Kötü başladı, kazanarak bitirelim...
Ekim İsmi yazdı: Kötü başladı, kazanarak bitirelim...
Yeni bir yıla umutla, coşkuyla başlamanın asıl esprisi kötü olan, yanlış olan, insanlığa ait olmayan bir şeyleri geride bırakıyor olmak olmalı. İnsanlar iyi ve güzel olana başlamak için bir milat ararlar kendilerine, yeni yıl bu arayışın tüm insanlar için ortaklaştığı bir zamanı ifade eder. Tabii, yeni yıl kutlamalarını dinen uygun görmeyen, kutlayanları kafir sayan ve katledilmelerini vacip görenler de fazlasıyla var ve bunlar 2017’yi yeni bir katliamla başlattılar. 2016 yılından bıkmış, “git de nereye gidersen git” diyenlere, 2017’den huzur, barış bekleyenlere “hadi ordan” diye karşılık verdiler. Şaşırtıcı mı oldu? Ne yazık ki, hayır…
2016’da insanları huzursuz eden şeyler sırf insanlar 2017’de artık bu şeyleri istemiyorlar diye yok olup buharlaşmadı. Sırf insanlar yeni yılda sağda solda bombalar patlamasın, yoksulların çocukları savaşta ölmesin istiyor diye cihatçı çeteler kendilerinden utanıp özür dilemeyecek ya da Ortadoğu’daki savaşın tarafları pılı pırtıyı toplayıp ülkelerine dönmeyecek.

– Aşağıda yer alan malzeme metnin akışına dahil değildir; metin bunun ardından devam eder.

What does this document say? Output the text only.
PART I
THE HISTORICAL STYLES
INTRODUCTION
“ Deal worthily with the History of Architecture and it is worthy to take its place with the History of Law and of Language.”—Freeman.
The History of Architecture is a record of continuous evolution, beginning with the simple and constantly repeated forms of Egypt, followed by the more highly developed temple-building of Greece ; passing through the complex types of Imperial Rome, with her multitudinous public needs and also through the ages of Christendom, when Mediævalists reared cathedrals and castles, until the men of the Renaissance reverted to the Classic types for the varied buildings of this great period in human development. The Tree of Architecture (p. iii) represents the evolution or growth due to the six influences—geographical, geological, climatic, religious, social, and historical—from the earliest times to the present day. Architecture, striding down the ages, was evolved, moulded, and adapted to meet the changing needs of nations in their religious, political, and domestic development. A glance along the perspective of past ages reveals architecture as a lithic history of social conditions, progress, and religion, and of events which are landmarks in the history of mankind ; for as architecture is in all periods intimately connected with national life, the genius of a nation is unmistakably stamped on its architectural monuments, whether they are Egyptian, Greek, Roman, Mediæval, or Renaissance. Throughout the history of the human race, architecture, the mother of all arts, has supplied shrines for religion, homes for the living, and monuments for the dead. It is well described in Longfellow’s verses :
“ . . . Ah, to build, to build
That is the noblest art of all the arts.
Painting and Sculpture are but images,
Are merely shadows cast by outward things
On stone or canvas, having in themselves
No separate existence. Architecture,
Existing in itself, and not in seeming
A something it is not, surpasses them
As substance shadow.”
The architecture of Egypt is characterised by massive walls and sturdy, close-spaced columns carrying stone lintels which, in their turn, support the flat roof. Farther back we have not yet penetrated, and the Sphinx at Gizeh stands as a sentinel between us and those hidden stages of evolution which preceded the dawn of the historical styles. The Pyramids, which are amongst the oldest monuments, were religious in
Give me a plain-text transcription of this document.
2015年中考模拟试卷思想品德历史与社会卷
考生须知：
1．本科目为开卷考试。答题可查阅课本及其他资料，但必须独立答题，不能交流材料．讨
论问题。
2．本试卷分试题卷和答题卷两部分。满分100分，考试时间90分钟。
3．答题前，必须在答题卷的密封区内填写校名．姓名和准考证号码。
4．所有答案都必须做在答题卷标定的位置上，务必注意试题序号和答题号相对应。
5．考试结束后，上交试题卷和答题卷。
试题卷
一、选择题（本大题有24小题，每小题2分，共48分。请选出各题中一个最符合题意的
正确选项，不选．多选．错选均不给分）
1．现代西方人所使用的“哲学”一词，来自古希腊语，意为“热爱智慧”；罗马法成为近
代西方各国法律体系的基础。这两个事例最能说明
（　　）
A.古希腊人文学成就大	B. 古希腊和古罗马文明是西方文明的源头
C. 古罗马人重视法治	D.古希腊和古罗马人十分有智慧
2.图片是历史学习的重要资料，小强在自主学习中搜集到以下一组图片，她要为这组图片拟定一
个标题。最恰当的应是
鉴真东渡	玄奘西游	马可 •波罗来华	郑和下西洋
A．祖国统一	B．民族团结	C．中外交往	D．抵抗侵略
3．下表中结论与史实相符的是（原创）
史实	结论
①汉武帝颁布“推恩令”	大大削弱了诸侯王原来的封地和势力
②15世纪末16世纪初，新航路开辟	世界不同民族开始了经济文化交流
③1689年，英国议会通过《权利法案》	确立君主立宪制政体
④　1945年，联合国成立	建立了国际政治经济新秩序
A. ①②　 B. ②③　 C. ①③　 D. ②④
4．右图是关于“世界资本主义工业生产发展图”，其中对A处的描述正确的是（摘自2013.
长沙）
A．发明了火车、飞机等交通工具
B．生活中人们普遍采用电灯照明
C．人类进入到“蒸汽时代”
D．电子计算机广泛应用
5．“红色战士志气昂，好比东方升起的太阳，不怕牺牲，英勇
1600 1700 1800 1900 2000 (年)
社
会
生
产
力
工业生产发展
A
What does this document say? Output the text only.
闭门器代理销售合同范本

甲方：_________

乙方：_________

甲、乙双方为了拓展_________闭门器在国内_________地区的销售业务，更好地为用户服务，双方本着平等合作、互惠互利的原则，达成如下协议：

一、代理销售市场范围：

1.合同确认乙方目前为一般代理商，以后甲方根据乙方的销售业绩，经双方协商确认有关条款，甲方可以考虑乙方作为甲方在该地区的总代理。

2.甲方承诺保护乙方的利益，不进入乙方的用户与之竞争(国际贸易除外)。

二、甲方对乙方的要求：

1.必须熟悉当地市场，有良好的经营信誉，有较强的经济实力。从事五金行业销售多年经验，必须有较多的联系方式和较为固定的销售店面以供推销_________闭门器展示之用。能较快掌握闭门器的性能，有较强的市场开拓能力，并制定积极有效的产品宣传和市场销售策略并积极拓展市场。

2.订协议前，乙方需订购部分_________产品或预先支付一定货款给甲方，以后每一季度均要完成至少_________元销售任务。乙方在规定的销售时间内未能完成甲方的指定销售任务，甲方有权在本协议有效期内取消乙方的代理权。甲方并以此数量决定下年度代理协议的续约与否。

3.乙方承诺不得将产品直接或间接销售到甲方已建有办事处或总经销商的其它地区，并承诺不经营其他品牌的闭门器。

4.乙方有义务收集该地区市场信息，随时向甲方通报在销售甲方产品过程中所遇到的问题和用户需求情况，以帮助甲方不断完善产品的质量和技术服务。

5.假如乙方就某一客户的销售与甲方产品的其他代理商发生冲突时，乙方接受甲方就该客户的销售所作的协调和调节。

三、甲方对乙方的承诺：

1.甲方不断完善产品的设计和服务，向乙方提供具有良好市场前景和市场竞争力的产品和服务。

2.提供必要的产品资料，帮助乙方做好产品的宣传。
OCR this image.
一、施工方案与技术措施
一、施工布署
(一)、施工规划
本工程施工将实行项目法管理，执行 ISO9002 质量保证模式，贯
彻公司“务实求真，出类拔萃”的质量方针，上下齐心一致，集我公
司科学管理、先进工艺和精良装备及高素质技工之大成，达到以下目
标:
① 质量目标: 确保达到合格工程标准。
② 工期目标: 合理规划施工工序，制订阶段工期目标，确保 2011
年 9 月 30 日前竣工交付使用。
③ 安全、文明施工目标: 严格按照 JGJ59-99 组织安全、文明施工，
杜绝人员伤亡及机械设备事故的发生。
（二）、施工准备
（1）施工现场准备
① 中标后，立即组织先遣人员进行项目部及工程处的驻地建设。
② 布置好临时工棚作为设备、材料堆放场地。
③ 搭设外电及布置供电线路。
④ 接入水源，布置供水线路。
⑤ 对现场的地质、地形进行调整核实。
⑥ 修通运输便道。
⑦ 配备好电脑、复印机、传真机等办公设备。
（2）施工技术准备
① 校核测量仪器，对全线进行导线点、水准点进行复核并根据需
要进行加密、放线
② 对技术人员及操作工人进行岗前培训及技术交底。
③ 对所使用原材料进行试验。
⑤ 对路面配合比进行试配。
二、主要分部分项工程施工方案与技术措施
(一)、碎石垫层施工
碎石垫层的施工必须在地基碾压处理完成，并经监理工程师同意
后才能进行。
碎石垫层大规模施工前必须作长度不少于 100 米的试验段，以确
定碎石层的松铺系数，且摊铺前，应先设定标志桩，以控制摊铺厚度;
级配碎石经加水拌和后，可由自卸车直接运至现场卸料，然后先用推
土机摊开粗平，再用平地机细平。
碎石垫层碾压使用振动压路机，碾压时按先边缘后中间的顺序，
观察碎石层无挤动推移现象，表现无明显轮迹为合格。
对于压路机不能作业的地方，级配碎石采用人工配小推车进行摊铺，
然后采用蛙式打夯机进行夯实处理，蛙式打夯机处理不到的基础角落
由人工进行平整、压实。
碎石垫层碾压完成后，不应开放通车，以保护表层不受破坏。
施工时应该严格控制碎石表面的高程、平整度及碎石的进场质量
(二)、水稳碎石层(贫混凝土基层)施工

Yani, 2017’yi açan katliam hem ülkemizin AKP eliyle getirildiği noktayı tekrar gösterdi, hem de maddi gerçekliğimizi tekrar hatırlattı. Bu gerçekliği değiştirmenin tek yoluysa barış dilemekten, huzur dilemekten değil, örgütlü bir mücadelenin parçası olup dünyayı cehenneme çevirenlerin iktidarını alaşağı etmekten geçiyor.
Bu hiç zor değil. Örgütlü bir mücadelenin, örgütlü bir halkın gücünün neler yaptığının hatırlanmasıyla/bilinmesiyle ilgili.
Geçtiğimiz 3-4 gün içerisinde bir çok şehirde ve özellikle İstanbul’da yaşanan elektrik kesintilerini düşünün mesela. Bütün propagandası icraatçılık üzerine kurulu, “onlar konuşur biz yaparız” diye böbürlenen, yaşanan adaletsizliklerle, hukuksuzluklarla, katliamlarla ilgili her eleştiriyi “yol yaptık, köprü yaptık, geçit yaptık” diye yanıtlayan bir iktidarın altının ne kadar boş olduğunu yeterince göstermiyor mu?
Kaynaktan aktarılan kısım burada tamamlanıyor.